Now, a research team has discovered a natural immune mechanism in mice that stops escaped cancer cells from developing into tumors elsewhere in the body. The findings were published in the journal Cell.
“Preventing or curing metastases is the most critical challenge in cancer,” said study leader. “We think our findings have the potential to point to new therapies to prevent or treat metastatic disease.”
Cells that migrate from primary tumors and seed metastatic tumors are called disseminated cancer cells (DCCs). Some DCCs behave aggressively, immediately starting tumors in new tissue, while others remain in a state of suspended animation referred to as dormancy.
“It’s long been a mystery how some DCCs can remain in tissues for decades and never cause metastases, and we believe we’ve found the explanation,” said the lead author.
Breast cancer and many other types of cancer metastasize to the lungs. In research involving three mouse models of metastatic breast cancer, the researchers determined that when breast cancer DCCs spread to the lung’s air sacs (alveoli), they are kept in a dormant state by immune cells known as alveolar macrophages.
“Alveolar macrophages are the lung’s first responders, defending the organ against bacteria and dangerous substances like environmental pollutants,” said the author.
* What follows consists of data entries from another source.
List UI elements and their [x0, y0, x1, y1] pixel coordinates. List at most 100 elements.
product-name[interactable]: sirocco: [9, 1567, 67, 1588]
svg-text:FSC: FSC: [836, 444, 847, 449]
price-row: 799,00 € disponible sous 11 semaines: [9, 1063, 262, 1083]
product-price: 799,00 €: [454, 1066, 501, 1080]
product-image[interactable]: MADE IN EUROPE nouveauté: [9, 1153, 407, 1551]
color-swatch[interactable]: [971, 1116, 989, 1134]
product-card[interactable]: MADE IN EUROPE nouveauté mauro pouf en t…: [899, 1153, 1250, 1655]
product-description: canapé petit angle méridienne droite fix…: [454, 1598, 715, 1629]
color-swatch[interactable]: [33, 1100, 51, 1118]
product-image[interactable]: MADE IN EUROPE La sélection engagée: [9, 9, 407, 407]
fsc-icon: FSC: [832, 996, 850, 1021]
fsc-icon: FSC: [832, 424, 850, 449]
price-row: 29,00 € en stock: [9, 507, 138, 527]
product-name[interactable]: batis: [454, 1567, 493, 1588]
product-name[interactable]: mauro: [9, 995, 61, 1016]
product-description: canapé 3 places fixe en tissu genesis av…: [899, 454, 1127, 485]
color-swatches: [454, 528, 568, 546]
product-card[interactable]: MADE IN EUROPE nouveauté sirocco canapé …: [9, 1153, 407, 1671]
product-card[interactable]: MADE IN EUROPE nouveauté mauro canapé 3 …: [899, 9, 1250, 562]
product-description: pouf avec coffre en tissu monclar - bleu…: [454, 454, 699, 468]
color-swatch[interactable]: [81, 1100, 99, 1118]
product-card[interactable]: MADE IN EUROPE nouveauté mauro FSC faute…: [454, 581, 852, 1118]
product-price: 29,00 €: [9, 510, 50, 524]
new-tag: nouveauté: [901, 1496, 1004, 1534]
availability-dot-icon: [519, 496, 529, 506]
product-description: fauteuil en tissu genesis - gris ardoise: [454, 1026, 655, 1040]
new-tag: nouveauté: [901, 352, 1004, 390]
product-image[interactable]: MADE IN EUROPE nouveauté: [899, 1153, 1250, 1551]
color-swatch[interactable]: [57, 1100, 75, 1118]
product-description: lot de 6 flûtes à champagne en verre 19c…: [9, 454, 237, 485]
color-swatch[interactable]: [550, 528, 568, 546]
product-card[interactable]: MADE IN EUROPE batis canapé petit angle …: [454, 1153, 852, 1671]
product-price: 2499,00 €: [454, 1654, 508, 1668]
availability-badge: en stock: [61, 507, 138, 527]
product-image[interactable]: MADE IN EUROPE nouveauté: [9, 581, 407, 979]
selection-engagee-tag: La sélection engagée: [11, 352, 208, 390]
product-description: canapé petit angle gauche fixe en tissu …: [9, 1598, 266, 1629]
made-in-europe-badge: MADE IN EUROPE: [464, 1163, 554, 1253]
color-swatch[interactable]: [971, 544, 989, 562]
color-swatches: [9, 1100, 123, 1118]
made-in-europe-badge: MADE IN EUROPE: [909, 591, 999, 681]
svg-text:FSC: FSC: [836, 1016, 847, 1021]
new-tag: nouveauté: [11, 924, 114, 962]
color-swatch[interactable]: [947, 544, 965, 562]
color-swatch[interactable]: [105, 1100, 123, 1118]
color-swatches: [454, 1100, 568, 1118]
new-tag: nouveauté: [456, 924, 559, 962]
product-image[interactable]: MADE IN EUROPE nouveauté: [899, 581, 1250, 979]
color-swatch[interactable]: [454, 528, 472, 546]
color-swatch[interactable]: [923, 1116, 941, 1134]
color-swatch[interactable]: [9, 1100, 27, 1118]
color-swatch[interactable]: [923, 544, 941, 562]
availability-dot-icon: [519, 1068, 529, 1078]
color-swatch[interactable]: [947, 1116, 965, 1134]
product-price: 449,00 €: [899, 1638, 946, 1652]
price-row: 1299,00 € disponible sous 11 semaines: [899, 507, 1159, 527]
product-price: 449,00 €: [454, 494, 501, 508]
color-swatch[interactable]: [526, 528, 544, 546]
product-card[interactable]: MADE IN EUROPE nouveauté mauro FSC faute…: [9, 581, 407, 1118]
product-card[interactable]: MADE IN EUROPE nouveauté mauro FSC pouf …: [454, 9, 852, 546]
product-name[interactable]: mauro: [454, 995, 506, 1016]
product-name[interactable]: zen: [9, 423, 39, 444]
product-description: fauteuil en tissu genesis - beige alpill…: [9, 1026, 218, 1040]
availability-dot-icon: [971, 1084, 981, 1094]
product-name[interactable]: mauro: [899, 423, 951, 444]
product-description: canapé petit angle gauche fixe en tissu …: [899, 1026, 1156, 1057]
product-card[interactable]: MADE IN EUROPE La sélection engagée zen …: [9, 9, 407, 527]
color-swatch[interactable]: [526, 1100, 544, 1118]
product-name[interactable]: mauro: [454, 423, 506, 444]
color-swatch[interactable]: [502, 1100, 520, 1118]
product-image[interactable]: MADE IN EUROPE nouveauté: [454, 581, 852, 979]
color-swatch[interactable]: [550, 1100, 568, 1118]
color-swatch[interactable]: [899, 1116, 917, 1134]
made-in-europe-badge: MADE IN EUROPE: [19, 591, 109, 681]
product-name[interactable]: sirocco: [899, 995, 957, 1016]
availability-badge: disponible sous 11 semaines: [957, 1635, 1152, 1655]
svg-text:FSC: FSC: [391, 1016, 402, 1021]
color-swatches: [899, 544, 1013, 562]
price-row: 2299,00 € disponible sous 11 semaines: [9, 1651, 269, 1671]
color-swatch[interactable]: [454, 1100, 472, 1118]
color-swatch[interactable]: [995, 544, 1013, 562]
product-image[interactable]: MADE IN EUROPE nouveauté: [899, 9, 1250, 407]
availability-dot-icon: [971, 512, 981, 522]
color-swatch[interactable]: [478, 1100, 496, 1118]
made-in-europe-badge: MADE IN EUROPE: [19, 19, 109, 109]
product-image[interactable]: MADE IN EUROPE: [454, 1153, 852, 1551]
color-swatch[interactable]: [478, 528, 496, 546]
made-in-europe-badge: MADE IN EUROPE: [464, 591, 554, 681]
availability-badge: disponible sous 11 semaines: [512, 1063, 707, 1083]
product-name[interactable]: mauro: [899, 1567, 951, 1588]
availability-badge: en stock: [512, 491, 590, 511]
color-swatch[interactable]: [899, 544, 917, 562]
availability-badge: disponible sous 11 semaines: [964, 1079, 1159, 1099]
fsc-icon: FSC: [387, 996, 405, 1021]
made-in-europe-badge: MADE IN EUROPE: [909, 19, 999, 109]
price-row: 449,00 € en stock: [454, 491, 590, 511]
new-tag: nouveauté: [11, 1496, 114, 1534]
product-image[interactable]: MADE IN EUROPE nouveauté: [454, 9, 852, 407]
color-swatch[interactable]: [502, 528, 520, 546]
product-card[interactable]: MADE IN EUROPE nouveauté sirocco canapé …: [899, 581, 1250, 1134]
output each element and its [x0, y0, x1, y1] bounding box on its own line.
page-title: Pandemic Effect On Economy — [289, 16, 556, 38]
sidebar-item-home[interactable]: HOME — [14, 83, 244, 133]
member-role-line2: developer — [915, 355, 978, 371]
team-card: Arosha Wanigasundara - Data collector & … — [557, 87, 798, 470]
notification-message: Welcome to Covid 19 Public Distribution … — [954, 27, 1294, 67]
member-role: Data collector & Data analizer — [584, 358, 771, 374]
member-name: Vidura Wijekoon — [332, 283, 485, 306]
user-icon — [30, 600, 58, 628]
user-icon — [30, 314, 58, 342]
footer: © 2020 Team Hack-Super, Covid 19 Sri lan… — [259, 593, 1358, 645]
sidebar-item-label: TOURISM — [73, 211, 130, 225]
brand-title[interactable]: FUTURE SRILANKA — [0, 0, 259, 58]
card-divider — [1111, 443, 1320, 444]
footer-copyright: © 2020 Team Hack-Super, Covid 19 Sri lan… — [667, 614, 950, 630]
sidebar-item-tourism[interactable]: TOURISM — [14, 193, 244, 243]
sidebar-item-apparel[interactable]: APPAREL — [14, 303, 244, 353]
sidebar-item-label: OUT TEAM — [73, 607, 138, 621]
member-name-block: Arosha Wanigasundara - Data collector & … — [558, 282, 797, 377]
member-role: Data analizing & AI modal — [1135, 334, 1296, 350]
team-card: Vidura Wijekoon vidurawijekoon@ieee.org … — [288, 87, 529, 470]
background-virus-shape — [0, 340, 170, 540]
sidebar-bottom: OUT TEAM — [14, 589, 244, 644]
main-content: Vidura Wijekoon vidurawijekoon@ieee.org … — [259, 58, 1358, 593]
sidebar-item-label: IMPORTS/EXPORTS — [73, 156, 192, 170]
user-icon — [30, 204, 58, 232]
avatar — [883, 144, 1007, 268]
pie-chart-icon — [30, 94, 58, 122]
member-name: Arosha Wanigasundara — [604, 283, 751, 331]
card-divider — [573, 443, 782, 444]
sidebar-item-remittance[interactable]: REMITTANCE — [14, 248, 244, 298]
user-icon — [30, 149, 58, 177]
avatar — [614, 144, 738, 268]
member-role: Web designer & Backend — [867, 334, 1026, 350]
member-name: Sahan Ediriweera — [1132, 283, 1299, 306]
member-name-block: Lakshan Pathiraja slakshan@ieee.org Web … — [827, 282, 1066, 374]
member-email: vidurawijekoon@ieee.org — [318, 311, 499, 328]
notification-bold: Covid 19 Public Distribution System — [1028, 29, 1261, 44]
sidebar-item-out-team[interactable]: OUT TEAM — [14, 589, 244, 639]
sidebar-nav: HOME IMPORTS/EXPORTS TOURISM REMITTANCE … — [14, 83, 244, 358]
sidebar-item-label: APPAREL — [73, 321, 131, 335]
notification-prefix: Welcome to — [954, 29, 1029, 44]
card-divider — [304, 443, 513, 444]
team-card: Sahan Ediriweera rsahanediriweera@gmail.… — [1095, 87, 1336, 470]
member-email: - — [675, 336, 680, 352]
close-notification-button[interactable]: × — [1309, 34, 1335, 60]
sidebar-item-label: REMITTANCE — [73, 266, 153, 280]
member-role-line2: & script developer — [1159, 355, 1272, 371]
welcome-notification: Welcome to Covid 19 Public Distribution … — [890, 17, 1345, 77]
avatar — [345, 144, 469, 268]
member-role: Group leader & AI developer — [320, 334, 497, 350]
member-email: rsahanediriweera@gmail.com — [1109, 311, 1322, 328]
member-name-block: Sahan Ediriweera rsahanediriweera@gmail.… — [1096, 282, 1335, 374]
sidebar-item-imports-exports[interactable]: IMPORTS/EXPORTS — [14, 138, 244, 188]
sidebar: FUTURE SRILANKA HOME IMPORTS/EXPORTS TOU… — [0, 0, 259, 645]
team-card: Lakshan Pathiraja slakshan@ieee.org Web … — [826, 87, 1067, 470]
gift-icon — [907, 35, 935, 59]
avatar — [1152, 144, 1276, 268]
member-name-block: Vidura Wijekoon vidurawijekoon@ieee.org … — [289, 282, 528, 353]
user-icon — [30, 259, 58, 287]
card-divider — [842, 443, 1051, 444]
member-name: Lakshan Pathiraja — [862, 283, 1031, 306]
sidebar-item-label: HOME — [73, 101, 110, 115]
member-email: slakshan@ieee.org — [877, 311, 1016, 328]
These specialized macrophages, the author notes, appear early in embryonic development and reside within lung tissue for life.
“Our findings demonstrate a new role for these macrophages, in which they recognize DCCs and actively interact with them, and—by secreting a protein called TGF-β2—produce signals in the cancer cells that keep them in a dormant state,” the author said. “Since every organ in the body has its own set of tissue-resident macrophages, they may function to keep DCCs in check in those organs as well. Our study has shown for the first time that these specialized macrophages function to actively induce dormancy in DCCs.”
Confirming the importance of alveolar macrophages in keeping DCCs dormant, the team found that depleting them in the mice significantly increased the number of activated DCCs and subsequent metastases in their lungs compared to mice with normal levels of the immune cells.
As DCCs become more aggressive, the researchers found, they become resistant to the pro-dormancy signals produced by alveolar macrophages. Ultimately, this evasion mechanism enables some DCCs to “wake up” from dormancy and reactivate to form metastases.
“Understanding how immune cells keep DCCs in check could lead to new anti-metastatic cell therapies among other strategies,” the author said. For example, the author noted, it may be possible to strengthen macrophage signaling so that DCCs never awaken from dormancy or find ways to prevent older DCCs from becoming resistant to dormancy signaling.